Crypto News– Approaching the fourth Bitcoin halving, a recent Glassnode report illuminates the significant tightening of Bitcoin’s (BTC) supply, revealing crucial metrics and patterns that hint at a potential upswing in investor interest and accumulation. The report delves into the intricate dynamics of supply, investor behavior, and capital flows leading up to the anticipated 2024 Bitcoin halving.
Bitcoin Supply Constriction: Glassnode Report Highlights Unprecedented Lows Preceding the Fourth Bitcoin Halving
Scheduled approximately every 210,000 blocks, the Bitcoin halving event slashes the rate of new coin issuance by 50%. Though the precise date of the fourth halving remains uncertain, Glassnode’s estimation points to it being 158 days away, tentatively on April 23, 2024. This event carries substantial weight for both the cryptocurrency and its investor community.
Traditionally, Bitcoin miners have allocated a significant portion of their earnings to cover capital and operational expenses. The report highlights that the yearly high of USD value issued to miners via newly minted supply currently stands at around $1 billion, presenting a notable hurdle for capital inflow. Post-2024 halving, this figure is expected to halve to $500 million per month, resembling the distribution pressure observed around the FTX lows one year ago.
Bitcoin: Unraveling the Interplay of Supply, Storage, and Capital Movement
Glassnode’s in-depth analysis is organized into three pivotal stages, each providing valuable insights into the current dynamics of the Bitcoin market. The initial stage involves the evaluation of the ‘Available and Active‘ Supply, where the report gauges the volume of BTC actively circulating and accessible for trading.
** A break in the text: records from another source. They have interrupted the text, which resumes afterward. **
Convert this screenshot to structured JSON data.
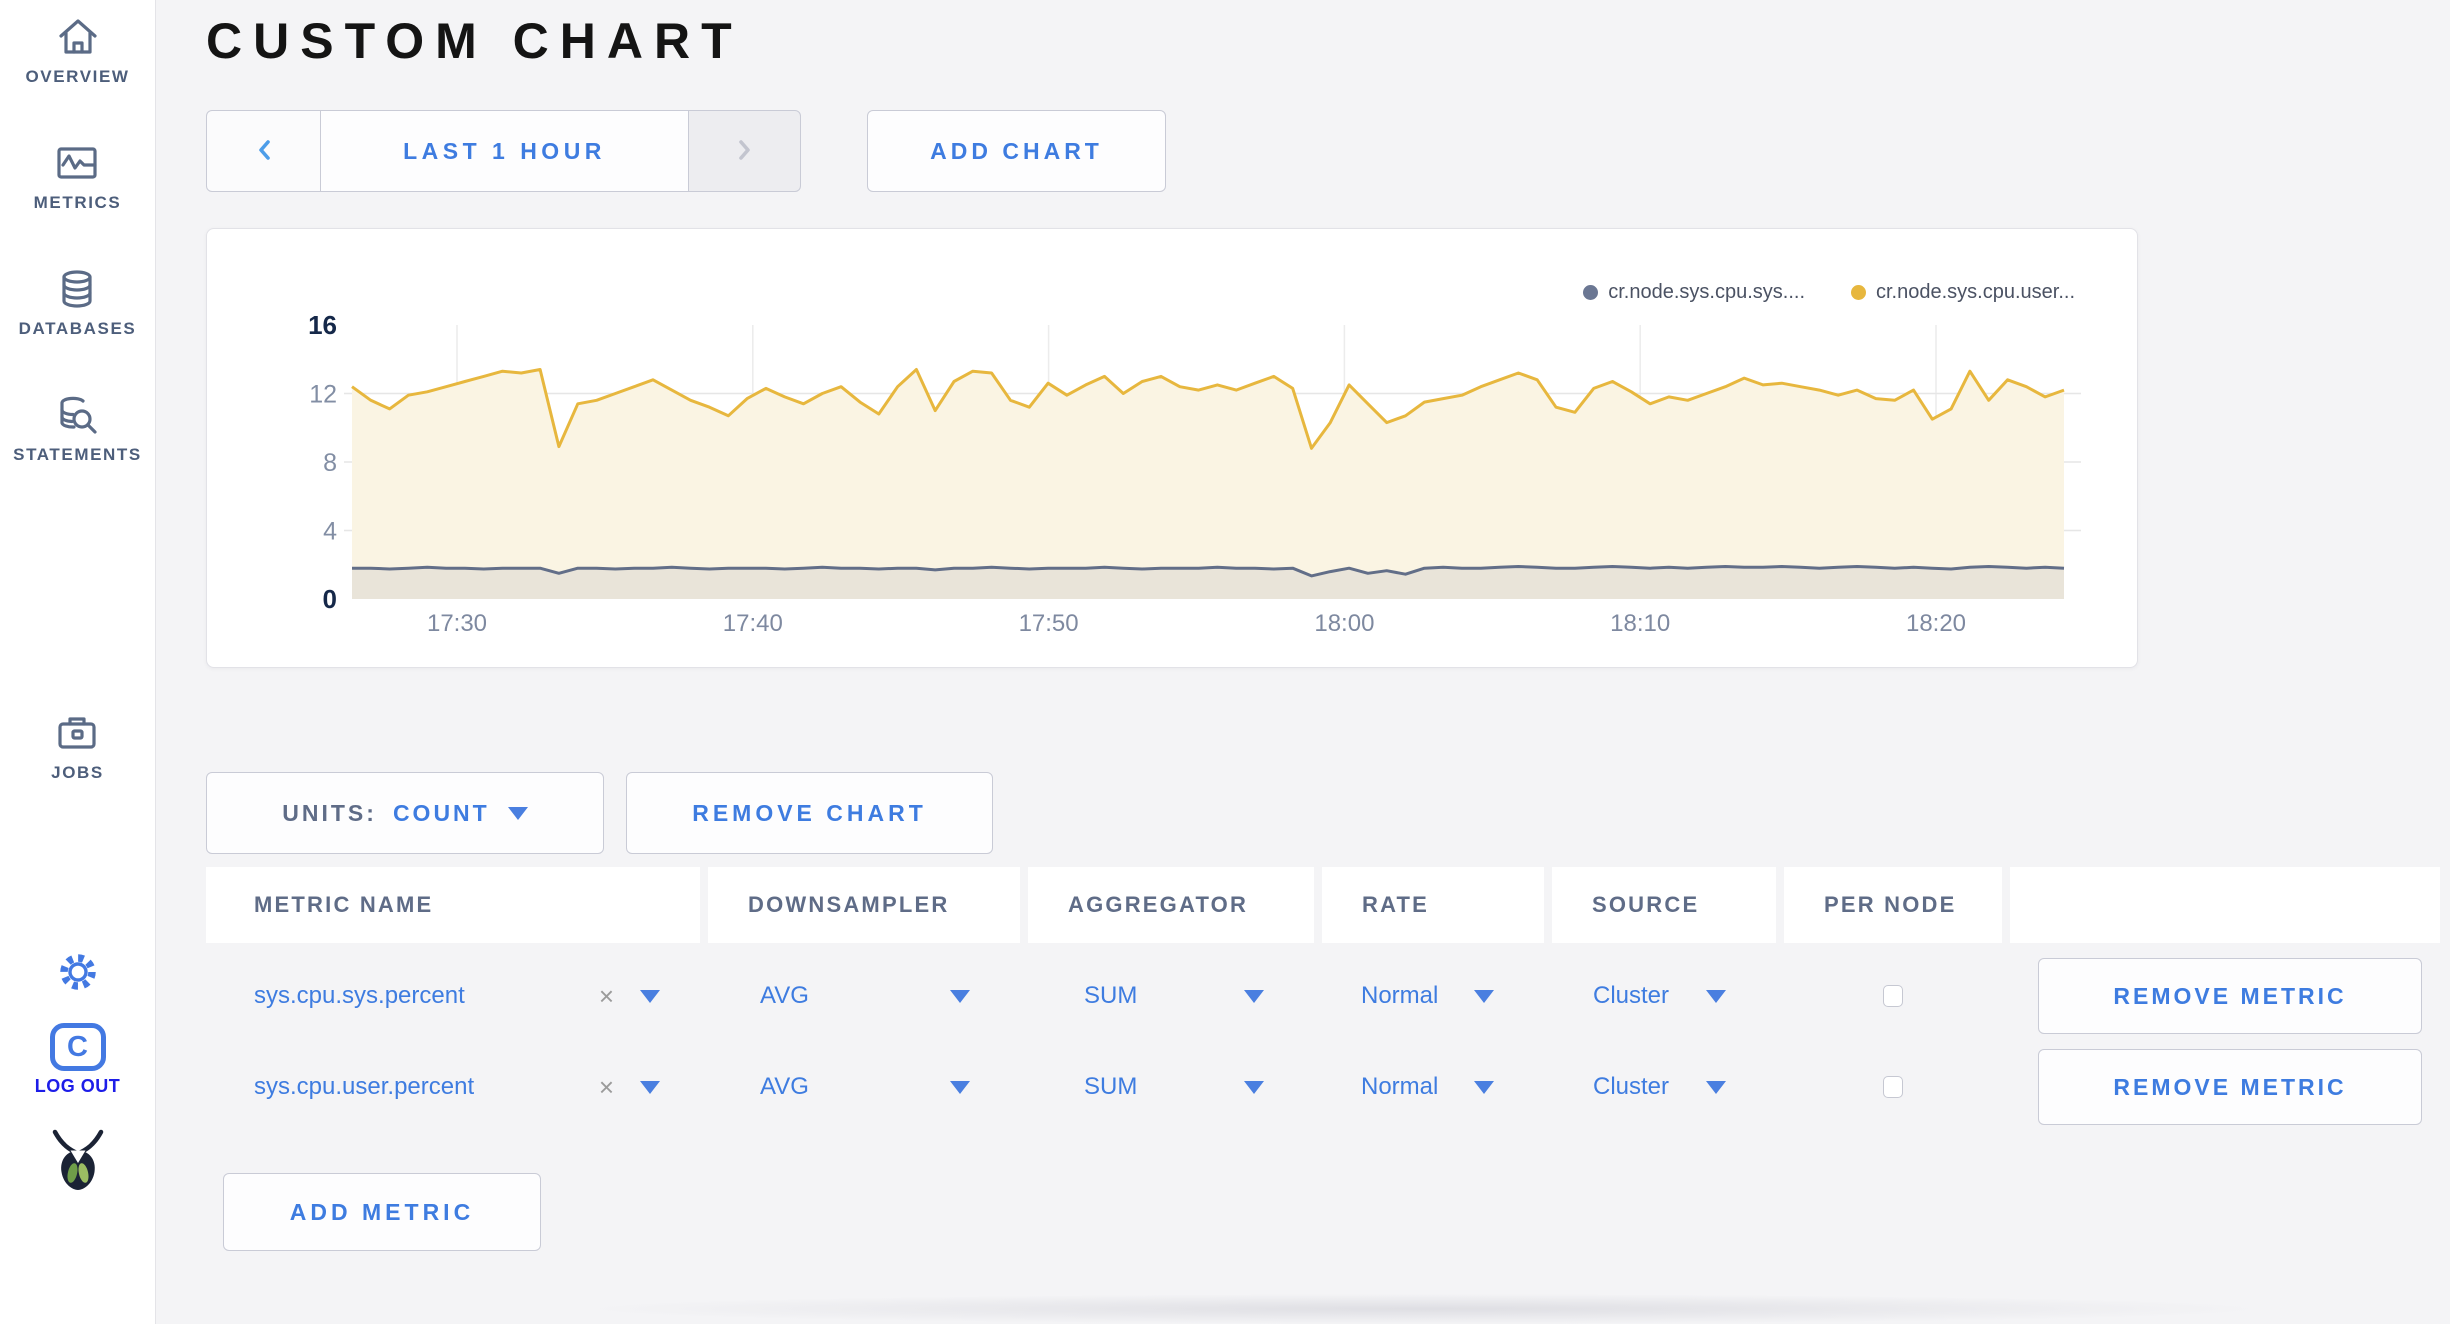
{
  "colors": {
    "accent": "#3e7ce0",
    "logout_blue": "#1d1de8",
    "sidebar_slate": "#5b6b86"
  },
  "sidebar": {
    "items": [
      {
        "label": "OVERVIEW"
      },
      {
        "label": "METRICS"
      },
      {
        "label": "DATABASES"
      },
      {
        "label": "STATEMENTS"
      },
      {
        "label": "JOBS"
      }
    ],
    "logout_label": "LOG OUT",
    "c_badge_letter": "C"
  },
  "header": {
    "title": "CUSTOM CHART"
  },
  "toolbar": {
    "time_range_label": "LAST 1 HOUR",
    "add_chart_label": "ADD CHART"
  },
  "chart_controls": {
    "units_label": "UNITS:",
    "units_value": "COUNT",
    "remove_chart_label": "REMOVE CHART",
    "add_metric_label": "ADD METRIC"
  },
  "metrics_table": {
    "columns": [
      "METRIC NAME",
      "DOWNSAMPLER",
      "AGGREGATOR",
      "RATE",
      "SOURCE",
      "PER NODE",
      ""
    ],
    "rows": [
      {
        "metric_name": "sys.cpu.sys.percent",
        "clear": "×",
        "downsampler": "AVG",
        "aggregator": "SUM",
        "rate": "Normal",
        "source": "Cluster",
        "per_node_checked": false,
        "remove_label": "REMOVE METRIC"
      },
      {
        "metric_name": "sys.cpu.user.percent",
        "clear": "×",
        "downsampler": "AVG",
        "aggregator": "SUM",
        "rate": "Normal",
        "source": "Cluster",
        "per_node_checked": false,
        "remove_label": "REMOVE METRIC"
      }
    ]
  },
  "chart_data": {
    "type": "line",
    "legend": [
      {
        "name": "cr.node.sys.cpu.sys....",
        "color": "#6b7793"
      },
      {
        "name": "cr.node.sys.cpu.user...",
        "color": "#e7b73e"
      }
    ],
    "x_ticks": [
      "17:30",
      "17:40",
      "17:50",
      "18:00",
      "18:10",
      "18:20"
    ],
    "y_ticks": [
      0,
      4,
      8,
      12,
      16
    ],
    "ylim": [
      0,
      16
    ],
    "grid": true,
    "legend_position": "top-right",
    "series": [
      {
        "name": "cr.node.sys.cpu.user...",
        "color": "#e7b73e",
        "fill": "#faf4e3",
        "values": [
          12.4,
          11.6,
          11.1,
          11.9,
          12.1,
          12.4,
          12.7,
          13.0,
          13.3,
          13.2,
          13.4,
          8.9,
          11.4,
          11.6,
          12.0,
          12.4,
          12.8,
          12.2,
          11.6,
          11.2,
          10.7,
          11.7,
          12.3,
          11.8,
          11.4,
          12.0,
          12.4,
          11.5,
          10.8,
          12.4,
          13.4,
          11.0,
          12.7,
          13.3,
          13.2,
          11.6,
          11.2,
          12.6,
          11.9,
          12.5,
          13.0,
          12.0,
          12.7,
          13.0,
          12.4,
          12.2,
          12.5,
          12.2,
          12.6,
          13.0,
          12.3,
          8.8,
          10.3,
          12.5,
          11.4,
          10.3,
          10.7,
          11.5,
          11.7,
          11.9,
          12.4,
          12.8,
          13.2,
          12.8,
          11.2,
          10.9,
          12.3,
          12.7,
          12.1,
          11.4,
          11.8,
          11.6,
          12.0,
          12.4,
          12.9,
          12.5,
          12.6,
          12.4,
          12.2,
          11.9,
          12.2,
          11.7,
          11.6,
          12.2,
          10.5,
          11.1,
          13.3,
          11.6,
          12.8,
          12.4,
          11.8,
          12.2
        ]
      },
      {
        "name": "cr.node.sys.cpu.sys....",
        "color": "#626e88",
        "fill": "#e9e4d9",
        "values": [
          1.8,
          1.8,
          1.75,
          1.8,
          1.85,
          1.8,
          1.8,
          1.75,
          1.8,
          1.8,
          1.8,
          1.5,
          1.8,
          1.8,
          1.75,
          1.8,
          1.8,
          1.85,
          1.8,
          1.75,
          1.8,
          1.8,
          1.8,
          1.75,
          1.8,
          1.85,
          1.8,
          1.8,
          1.75,
          1.8,
          1.8,
          1.7,
          1.8,
          1.8,
          1.85,
          1.8,
          1.75,
          1.8,
          1.8,
          1.8,
          1.85,
          1.8,
          1.75,
          1.8,
          1.8,
          1.8,
          1.85,
          1.8,
          1.8,
          1.75,
          1.8,
          1.35,
          1.6,
          1.8,
          1.5,
          1.65,
          1.45,
          1.8,
          1.85,
          1.8,
          1.8,
          1.85,
          1.9,
          1.85,
          1.8,
          1.8,
          1.85,
          1.9,
          1.85,
          1.8,
          1.85,
          1.8,
          1.85,
          1.9,
          1.85,
          1.85,
          1.9,
          1.85,
          1.8,
          1.85,
          1.9,
          1.85,
          1.8,
          1.85,
          1.8,
          1.75,
          1.85,
          1.9,
          1.85,
          1.8,
          1.85,
          1.8
        ]
      }
    ]
  }
}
Key metrics in this category encompass Short-Term Holder Supply and various indicators of ‘hot supply,’ collectively representing 5% to 10% of the circulating supply. Progressing to the second stage, Glassnode delves into the assessment of ‘Supply Storage and Saving Rates.‘ This phase unveils a decrease in available supply, indicating a significant shift of coins away from exchanges and active trading. There is a discernible trend towards cold storage and long-term investor wallets, highlighting a strategic move towards a more prolonged holding approach.